The process begins with a skeleton or "scaffold" of nano-sized fibers in the shape of a Y-trachea, adjusted precisely with the help of CT scans of the neck. Stem cells are placed on the fibers, where they grow the entire structure into a viable trachea, and the whole thing is then stitched into the patient's throat after a few days, where "transcription factors" then send messages from the body to regenerate the trachea in a more differentiated fashion.
Christopher Lyles, 30, was suffering from tracheal cancer until it was considered inoperable. Thanks to his November surgery, he is now grateful for his second lease on life so he may rejoin his family and hopefully get back to work as an electrical engineer at the Department of Defense.

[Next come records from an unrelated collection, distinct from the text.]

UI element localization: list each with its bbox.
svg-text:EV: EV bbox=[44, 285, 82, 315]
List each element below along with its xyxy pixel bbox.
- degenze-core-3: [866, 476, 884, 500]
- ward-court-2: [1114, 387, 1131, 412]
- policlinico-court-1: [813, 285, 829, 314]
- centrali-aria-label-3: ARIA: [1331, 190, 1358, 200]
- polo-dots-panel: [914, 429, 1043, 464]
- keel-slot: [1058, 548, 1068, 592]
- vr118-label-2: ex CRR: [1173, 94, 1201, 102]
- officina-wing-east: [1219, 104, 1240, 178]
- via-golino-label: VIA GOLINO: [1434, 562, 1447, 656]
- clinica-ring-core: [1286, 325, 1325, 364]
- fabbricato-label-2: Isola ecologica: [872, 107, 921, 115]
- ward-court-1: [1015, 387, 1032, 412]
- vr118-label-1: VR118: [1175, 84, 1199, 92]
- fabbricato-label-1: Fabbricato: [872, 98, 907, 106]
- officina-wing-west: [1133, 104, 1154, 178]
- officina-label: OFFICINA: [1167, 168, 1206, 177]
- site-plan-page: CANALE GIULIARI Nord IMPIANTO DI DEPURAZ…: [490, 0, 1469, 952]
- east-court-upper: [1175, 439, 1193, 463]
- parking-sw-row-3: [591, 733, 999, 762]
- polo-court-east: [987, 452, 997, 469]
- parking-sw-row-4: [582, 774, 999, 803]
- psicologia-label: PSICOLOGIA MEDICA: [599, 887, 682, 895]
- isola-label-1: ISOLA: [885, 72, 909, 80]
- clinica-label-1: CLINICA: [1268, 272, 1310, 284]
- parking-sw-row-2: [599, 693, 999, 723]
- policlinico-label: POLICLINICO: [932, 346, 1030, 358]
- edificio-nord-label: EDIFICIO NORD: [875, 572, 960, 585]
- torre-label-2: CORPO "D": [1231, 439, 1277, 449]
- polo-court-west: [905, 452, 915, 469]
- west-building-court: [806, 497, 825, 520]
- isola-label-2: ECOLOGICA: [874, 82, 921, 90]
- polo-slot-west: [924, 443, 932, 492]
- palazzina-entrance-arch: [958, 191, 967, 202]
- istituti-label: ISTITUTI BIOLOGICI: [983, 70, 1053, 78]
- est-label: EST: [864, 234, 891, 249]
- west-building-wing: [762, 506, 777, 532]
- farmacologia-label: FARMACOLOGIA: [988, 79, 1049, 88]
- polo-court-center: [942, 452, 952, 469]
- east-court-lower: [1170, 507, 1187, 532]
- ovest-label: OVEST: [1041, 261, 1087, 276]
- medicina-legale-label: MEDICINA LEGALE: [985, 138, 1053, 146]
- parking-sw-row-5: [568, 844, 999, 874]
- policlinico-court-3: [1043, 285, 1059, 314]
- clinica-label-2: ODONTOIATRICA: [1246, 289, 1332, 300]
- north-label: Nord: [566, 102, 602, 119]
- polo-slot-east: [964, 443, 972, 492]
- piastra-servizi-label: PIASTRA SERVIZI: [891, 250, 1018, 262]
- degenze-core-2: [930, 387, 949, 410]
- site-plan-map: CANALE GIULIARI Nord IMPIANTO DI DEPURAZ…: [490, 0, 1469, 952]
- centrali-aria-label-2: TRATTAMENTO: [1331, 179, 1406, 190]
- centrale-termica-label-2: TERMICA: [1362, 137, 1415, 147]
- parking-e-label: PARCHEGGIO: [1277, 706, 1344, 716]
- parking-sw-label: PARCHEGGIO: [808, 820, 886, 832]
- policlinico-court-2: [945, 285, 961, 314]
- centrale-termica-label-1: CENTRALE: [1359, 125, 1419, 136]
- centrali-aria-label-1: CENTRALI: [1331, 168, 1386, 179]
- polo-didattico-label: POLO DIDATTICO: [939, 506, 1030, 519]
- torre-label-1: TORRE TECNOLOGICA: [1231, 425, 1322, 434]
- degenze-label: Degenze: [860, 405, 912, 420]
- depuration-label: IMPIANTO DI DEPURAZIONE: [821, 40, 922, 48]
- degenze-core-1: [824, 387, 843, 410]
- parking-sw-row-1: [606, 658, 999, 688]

Dr. Paolo Macchiarini had replaced 11 tracheas since 2008. The first 10 were transplants. The 11th was on an Eritrean man, whose stem cells were recognizable bodies, and therefore did not require antibiotics. Lyles was the first American to accept this $450,000 surgery.
There is, however, some concern that the new trachea is a foreign object, and is therefore going to encounter a response from the body. However, no adverse indication is yet evident.
Similar procedures are also able to regenerate skin and bladders.